Kingston, Jamaica — 26 June 2026
Jamaica’s diaspora — the more than one million Jamaicans living abroad, primarily in the United States, Canada, and the United Kingdom — sends an average of US$2.2 billion in annual remittances home, equivalent to approximately 16 per cent of GDP. A growing portion of that capital is now flowing into real estate, with major mortgage lenders reporting substantial increases in diaspora borrowing and with government actively courting overseas Jamaicans as a strategic property investment constituency.
VM Group, one of Jamaica’s largest mortgage lenders, recorded a 25 per cent increase in mortgage loans to diaspora real estate investors between 2024 and 2025, alongside a 23 per cent increase in new diaspora members to its financial platform. In some mortgage portfolios at major Jamaican institutions, up to a quarter of borrowers are overseas Jamaicans — a figure that represents a structural shift in the demand base for Jamaica’s residential real estate market, not merely a temporary trend.
What the Diaspora Is Buying
Diaspora buyers are purchasing across the island, but the pattern skews toward coastal parishes and the parish of origin. A Jamaican who grew up in St. Thomas and emigrated to New York may buy a retirement property in St. Thomas; a Montego Bay native in Birmingham may purchase a townhouse in St. James for eventual return. The diaspora buyer’s motivation is frequently dual: both investment return through rental income in the near term, and return migration in the long term.
Collective investment has emerged as a notable pattern. Through the Jamaican diaspora investment conferences, investors have pooled capital to acquire commercial real estate, with the Coral Seas hotel in Negril — purchased for US$3 million by approximately 30 individual investors in 2023 and converted into condominiums — cited as a landmark transaction. The pooling model allows diaspora investors who cannot individually finance a commercial acquisition to participate in real estate investment at a scale that changes their relationship to the Jamaican market.
The Government’s Diaspora Engagement
The government has explicitly called for diaspora participation in Jamaica’s housing and real estate market, with the Prime Minister publicly inviting overseas Jamaicans to buy property on the island. The JA Diaspora Engage platform, maintained by the Ministry of Foreign Affairs, provides investment information and channels for diaspora members seeking to navigate the Jamaican property market from abroad.
The total economic contribution of the diaspora to Jamaica — including remittances, investment, philanthropy, exports, and tourism spend — represents approximately US$4 billion annually, or 28 per cent of national output. Real estate investment is one of the most direct and durable forms of diaspora economic engagement: it creates assets in Jamaica, generates demand for Jamaican construction labour, and anchors the investor’s connection to the island in a way that a bank remittance does not.

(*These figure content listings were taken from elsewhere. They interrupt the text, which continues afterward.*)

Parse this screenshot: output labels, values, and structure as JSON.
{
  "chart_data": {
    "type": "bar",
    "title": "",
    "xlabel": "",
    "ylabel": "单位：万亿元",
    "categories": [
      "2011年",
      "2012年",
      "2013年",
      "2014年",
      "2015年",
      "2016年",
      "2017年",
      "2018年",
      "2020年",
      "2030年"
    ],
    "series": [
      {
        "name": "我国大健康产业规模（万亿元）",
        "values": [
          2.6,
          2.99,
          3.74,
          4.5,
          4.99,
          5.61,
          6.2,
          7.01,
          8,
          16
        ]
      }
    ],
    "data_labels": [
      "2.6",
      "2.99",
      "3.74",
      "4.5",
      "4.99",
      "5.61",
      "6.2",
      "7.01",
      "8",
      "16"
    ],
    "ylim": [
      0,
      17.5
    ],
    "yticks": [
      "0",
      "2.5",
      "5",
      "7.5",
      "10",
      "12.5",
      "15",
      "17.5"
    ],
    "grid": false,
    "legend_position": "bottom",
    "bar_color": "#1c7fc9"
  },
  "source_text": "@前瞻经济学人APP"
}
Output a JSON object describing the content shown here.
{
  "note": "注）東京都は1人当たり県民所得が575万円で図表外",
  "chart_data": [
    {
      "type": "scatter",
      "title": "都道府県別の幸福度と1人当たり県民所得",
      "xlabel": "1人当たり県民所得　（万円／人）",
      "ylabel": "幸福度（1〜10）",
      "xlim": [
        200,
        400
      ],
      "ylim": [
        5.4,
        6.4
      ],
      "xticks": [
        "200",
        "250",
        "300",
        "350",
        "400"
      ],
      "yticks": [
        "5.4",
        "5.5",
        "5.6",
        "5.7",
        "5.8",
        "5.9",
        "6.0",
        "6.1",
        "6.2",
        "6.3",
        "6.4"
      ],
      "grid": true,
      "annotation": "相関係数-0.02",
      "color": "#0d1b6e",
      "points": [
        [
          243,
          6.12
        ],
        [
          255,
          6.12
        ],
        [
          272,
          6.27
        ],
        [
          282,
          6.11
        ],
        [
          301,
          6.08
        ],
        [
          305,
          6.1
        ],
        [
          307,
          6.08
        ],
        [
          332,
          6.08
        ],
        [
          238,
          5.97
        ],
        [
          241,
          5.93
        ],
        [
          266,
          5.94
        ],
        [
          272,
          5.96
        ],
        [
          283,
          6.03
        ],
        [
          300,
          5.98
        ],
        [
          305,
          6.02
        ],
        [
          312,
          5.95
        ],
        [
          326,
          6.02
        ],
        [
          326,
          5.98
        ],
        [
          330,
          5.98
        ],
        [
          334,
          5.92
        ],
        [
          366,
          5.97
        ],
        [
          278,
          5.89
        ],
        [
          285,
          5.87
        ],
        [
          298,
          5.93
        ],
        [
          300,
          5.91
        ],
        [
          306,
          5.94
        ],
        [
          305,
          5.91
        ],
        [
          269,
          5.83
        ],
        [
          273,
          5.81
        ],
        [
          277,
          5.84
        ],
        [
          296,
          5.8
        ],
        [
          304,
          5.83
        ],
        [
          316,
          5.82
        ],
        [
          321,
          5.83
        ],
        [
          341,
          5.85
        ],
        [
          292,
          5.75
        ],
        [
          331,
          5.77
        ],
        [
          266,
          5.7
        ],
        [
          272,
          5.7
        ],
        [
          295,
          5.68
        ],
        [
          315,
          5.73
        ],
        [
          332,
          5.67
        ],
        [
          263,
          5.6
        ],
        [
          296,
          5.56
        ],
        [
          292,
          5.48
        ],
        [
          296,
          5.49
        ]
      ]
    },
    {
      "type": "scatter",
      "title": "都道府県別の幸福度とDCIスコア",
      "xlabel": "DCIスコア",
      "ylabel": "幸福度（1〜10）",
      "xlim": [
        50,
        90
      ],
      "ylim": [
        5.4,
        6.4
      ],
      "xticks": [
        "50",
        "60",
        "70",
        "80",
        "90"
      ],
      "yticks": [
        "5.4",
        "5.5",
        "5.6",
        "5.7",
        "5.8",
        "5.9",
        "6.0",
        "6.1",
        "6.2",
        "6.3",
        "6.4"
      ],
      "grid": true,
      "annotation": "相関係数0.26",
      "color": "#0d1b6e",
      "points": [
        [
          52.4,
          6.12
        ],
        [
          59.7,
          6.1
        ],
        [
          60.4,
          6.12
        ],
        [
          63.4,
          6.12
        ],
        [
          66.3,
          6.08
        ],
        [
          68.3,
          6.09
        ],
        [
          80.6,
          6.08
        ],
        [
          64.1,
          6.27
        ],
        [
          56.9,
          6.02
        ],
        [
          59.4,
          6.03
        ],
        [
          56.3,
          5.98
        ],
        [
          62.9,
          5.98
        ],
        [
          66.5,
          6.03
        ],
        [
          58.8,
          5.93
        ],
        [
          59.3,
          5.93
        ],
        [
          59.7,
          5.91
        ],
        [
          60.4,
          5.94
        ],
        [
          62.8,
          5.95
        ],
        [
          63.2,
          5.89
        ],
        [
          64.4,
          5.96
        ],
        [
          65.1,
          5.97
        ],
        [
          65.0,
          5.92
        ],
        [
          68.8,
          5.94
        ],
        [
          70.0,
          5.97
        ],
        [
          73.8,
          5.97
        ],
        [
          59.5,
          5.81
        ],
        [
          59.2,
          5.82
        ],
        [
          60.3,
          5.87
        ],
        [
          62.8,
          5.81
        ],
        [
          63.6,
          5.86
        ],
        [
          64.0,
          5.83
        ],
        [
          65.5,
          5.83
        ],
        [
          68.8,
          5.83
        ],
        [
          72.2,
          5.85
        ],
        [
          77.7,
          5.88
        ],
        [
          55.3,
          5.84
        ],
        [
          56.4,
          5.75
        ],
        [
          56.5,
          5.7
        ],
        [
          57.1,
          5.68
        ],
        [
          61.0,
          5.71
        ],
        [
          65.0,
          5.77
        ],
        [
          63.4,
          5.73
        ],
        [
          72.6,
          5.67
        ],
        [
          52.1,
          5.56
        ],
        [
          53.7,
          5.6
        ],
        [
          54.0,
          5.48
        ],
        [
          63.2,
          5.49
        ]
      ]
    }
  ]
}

“The diaspora has always been a major source of demand in Jamaica’s residential property market, but the formalisation of that demand through mortgage products and investment platforms is relatively new and very significant,” said Dean Jones, Managing Director of Jamaica Homes. “A VM portfolio where a quarter of borrowers are overseas Jamaicans is not a niche segment — it is a core market. Developers and lenders who design products for the diaspora buyer are addressing a segment with USD income, long time horizons, and deep emotional motivation to invest in Jamaica.”
Practical Considerations for Overseas Buyers
Diaspora buyers face specific challenges that domestic buyers do not: they cannot easily view properties in person, they need a trusted local network for due diligence and property management, and they must navigate cross-border financing arrangements. Major Jamaican lenders have developed diaspora mortgage products — denominated in Jamaican dollars or structured for overseas income verification — to reduce these frictions. The NHT’s special contribution refund process for permanent emigrants provides another financial tool for those who contributed to the Trust before leaving and are now buying back into the market.